In men, trichomoniasis manifests as urethritis, epididymitis, or prostatitis. While most infected women have no symptoms, they may experience vaginitis with discharge that is diffuse, frothy, pruritic, malodorous, or yellow-green. Vaginal and cervical erythema (“strawberry cervix”) can also occur.

Screening for trichomoniasis

Current guidelines of the US Centers for Disease Control and Prevention (CDC) recommend testing for T vaginalis in women who have symptoms and routinely screening in women who are HIV-positive, regardless of symptoms. There is no evidence to support routine screening of pregnant women without symptoms, and pregnant women who do have symptoms should be evaluated according to the same guidelines as for nonpregnant women.¹² Testing can be considered in patients who have no symptoms but who engage in high-risk behaviors and in areas of high prevalence.

A lack of studies using sensitive methods for T vaginalis detection has hampered a true estimation of disease burden and at-risk populations. Screening recommendations may evolve in upcoming clinical guidelines as the field advances.
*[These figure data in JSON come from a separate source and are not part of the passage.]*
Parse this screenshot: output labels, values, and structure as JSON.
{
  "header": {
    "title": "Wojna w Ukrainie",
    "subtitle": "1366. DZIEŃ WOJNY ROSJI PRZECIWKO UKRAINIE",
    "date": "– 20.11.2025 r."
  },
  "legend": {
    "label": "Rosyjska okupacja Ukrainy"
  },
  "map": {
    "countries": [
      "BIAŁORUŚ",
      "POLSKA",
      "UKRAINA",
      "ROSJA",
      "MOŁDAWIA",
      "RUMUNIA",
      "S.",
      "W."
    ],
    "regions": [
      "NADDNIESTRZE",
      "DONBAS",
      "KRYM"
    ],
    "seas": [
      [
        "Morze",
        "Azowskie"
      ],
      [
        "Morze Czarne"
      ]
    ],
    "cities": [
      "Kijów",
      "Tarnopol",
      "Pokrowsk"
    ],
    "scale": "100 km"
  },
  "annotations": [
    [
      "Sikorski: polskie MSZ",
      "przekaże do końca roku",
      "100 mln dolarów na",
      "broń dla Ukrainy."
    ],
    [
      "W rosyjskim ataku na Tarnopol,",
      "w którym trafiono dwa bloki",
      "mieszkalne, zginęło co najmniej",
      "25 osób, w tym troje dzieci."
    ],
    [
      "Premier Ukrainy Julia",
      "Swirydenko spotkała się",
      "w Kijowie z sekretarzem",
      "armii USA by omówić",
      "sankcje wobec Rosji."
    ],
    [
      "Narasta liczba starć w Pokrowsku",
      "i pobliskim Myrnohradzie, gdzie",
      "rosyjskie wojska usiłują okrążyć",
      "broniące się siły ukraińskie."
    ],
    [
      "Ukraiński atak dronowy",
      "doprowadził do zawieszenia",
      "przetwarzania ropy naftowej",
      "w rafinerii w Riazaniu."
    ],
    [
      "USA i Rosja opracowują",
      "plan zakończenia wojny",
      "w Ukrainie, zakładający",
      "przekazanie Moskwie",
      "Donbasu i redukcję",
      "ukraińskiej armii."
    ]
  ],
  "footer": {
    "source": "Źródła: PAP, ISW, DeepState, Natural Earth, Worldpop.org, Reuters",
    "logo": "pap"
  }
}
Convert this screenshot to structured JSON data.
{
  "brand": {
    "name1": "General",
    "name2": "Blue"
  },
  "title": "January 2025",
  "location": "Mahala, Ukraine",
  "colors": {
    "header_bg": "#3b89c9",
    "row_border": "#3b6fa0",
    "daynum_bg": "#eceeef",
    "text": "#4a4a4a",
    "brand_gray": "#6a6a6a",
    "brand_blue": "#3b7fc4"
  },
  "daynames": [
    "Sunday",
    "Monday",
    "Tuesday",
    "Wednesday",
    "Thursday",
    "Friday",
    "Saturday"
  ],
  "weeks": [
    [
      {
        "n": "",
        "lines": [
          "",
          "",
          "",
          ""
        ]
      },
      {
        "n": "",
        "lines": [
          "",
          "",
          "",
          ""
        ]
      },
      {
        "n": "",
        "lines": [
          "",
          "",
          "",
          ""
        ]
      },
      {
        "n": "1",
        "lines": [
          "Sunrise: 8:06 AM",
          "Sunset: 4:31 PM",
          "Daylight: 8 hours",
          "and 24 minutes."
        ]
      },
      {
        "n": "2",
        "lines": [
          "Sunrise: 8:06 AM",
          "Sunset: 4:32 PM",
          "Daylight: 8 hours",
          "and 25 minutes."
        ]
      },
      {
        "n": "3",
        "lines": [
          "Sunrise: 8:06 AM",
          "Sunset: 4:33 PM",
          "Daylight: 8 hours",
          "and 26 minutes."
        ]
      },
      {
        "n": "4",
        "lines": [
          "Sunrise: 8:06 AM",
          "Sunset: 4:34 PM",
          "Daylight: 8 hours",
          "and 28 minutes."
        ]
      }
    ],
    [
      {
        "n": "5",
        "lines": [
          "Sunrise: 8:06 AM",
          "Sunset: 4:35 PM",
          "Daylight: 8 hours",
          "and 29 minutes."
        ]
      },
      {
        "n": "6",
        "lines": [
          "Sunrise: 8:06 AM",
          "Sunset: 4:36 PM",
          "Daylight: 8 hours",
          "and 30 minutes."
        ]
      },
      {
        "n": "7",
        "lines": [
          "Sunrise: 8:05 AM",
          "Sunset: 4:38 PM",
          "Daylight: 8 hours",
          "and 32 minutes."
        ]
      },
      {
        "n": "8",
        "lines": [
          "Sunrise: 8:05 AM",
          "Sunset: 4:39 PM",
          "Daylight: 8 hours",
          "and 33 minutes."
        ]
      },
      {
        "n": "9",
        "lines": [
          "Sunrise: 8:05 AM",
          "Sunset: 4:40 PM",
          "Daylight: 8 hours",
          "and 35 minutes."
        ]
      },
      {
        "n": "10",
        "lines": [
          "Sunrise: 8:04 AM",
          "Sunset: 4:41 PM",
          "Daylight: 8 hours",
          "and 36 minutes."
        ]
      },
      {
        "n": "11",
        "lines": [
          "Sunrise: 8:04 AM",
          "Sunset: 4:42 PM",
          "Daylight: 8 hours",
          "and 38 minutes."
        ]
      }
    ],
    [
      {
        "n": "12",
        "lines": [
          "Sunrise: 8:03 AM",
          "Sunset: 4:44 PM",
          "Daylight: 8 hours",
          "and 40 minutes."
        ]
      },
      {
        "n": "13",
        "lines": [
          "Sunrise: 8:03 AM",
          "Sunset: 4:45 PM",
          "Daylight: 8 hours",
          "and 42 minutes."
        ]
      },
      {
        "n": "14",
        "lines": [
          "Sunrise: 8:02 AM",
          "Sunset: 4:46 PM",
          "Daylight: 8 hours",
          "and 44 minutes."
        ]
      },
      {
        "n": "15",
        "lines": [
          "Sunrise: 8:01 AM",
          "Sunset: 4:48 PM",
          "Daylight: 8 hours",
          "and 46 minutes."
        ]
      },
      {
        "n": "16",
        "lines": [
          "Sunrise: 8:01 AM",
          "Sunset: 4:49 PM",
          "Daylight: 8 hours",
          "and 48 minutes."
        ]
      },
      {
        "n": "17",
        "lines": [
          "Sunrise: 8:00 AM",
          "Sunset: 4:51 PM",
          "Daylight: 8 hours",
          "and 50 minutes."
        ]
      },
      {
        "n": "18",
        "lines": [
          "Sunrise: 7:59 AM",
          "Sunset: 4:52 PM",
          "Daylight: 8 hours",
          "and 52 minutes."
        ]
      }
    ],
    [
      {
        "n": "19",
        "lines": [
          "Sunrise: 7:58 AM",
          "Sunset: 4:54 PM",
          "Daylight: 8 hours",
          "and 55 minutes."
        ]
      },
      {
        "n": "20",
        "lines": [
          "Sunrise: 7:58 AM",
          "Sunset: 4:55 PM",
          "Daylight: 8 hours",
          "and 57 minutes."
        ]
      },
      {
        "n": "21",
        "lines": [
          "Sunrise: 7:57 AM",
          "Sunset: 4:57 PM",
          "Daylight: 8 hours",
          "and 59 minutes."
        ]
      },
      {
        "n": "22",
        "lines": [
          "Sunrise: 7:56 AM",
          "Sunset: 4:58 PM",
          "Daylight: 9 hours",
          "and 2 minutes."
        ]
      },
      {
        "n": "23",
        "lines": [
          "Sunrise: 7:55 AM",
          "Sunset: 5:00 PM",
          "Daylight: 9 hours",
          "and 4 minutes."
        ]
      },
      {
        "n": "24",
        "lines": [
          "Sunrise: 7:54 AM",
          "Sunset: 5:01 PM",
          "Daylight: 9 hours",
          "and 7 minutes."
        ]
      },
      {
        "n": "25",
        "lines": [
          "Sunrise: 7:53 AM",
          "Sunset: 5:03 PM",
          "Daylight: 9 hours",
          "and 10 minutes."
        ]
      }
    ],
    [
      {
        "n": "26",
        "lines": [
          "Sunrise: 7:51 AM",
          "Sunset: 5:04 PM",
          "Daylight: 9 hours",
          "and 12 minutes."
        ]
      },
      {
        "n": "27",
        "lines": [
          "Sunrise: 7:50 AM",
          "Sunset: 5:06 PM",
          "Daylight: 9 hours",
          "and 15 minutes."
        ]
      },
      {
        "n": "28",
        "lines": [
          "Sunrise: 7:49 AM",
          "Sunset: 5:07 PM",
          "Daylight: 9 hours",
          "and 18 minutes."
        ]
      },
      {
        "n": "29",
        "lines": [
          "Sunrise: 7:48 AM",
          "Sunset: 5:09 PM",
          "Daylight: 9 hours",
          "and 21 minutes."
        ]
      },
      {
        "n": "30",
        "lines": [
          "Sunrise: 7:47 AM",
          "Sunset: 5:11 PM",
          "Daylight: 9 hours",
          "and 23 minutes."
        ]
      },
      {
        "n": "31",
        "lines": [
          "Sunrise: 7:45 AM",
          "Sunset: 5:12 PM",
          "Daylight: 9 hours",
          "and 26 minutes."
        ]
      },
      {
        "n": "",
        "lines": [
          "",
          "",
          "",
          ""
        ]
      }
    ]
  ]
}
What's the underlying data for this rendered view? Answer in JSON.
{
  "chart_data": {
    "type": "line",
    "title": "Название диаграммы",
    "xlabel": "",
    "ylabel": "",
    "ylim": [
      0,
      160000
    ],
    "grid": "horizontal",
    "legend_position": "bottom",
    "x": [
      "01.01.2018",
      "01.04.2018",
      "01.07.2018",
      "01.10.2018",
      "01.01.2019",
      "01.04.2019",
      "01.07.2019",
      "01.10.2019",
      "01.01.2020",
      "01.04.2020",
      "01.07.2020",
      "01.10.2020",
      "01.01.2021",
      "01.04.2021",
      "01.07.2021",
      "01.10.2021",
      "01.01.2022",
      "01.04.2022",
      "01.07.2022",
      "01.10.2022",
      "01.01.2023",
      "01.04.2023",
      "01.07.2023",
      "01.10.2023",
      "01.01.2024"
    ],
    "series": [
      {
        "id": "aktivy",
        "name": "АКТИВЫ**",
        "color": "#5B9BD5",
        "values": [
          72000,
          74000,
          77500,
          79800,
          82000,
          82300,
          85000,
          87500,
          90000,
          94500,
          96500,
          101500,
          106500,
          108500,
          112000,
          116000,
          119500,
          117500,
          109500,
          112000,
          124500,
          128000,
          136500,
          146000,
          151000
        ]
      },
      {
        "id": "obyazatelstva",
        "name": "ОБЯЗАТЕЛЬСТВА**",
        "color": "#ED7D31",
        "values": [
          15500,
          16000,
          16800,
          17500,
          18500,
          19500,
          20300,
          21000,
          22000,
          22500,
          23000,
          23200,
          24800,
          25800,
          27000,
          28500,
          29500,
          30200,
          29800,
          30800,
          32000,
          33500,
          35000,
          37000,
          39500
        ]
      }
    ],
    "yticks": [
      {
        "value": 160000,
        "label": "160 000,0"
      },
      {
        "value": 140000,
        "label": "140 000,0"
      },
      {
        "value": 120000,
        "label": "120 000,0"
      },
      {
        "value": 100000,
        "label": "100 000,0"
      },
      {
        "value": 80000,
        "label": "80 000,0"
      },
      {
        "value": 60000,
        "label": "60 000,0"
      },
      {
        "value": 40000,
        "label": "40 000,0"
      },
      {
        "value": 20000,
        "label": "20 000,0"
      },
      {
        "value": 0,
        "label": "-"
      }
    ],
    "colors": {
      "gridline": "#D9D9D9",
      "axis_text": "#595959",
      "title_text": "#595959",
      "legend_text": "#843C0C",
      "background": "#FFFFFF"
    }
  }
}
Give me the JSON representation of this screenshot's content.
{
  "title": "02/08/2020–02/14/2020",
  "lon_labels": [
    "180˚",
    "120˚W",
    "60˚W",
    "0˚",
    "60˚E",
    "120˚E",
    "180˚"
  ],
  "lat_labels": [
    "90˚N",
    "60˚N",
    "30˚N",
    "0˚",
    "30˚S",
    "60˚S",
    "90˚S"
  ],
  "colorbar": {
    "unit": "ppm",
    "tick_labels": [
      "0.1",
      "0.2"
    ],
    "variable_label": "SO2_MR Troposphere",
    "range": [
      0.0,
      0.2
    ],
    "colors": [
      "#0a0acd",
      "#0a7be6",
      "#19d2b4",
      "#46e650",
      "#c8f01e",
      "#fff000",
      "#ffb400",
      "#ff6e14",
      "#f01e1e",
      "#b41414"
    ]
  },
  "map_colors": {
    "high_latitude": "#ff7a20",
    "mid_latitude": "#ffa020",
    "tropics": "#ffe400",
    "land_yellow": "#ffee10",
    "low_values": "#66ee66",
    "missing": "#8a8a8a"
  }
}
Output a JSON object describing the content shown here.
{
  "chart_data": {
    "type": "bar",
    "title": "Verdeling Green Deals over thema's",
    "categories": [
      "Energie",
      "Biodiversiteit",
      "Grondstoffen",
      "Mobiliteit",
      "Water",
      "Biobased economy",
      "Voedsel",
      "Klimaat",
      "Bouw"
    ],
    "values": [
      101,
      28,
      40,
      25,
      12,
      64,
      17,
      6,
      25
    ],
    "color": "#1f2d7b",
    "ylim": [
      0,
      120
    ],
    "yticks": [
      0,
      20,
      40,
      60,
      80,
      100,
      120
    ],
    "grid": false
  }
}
As infection can recur, women should be retested 3 months after initial diagnosis.¹²

NAAT is the preferred test for trichomoniasis

Commercially available diagnostic tests for trichomoniasis include culture, antigen testing, and NAAT.⁴⁹ While many clinicians do their own wet-mount microscopy for a rapid result, this method has low sensitivity.⁵⁰ Similarly, antigen testing and culture perform poorly compared with NAATs, which are the gold standard for detection.^51,52 A major advantage of NAATs for T vaginalis detection is that they combine high sensitivity and fast results, facilitating diagnosis and appropriate treatment of patients and their partners.

In spite of these benefits, adoption of molecular diagnostic testing for T vaginalis has lagged behind that for chlamydia and gonorrhea.⁵³ FDA-cleared NAATs are available for testing vaginal, cervical, or urine specimens from women, but until recently, there were no approved assays for testing in men. The Cepheid Xpert TV assay, which is valid for male urine specimens to diagnose other sexually transmitted diseases, has demonstrated excellent diagnostic sensitivity for T vaginalis in men and women.⁵⁴ Interestingly, a large proportion of male patients in this study had no symptoms, suggesting that screening of men in high-risk groups may be warranted.

7-day metronidazole treatment beats single-dose treatment

The first-line treatment for trichomoniasis has been a single dose of metronidazole 2 g by mouth, but in a recent randomized controlled trial,⁵⁵ a course of 500 mg by mouth twice a day for 7 days was 45% more effective at 4 weeks than a single dose, and it should now be the preferred regimen.

In clinical trials,⁵⁶ a single dose of tinidazole 2 g orally was equivalent or superior to metronidazole 2 g and had fewer gastrointestinal side effects, but it is more expensive.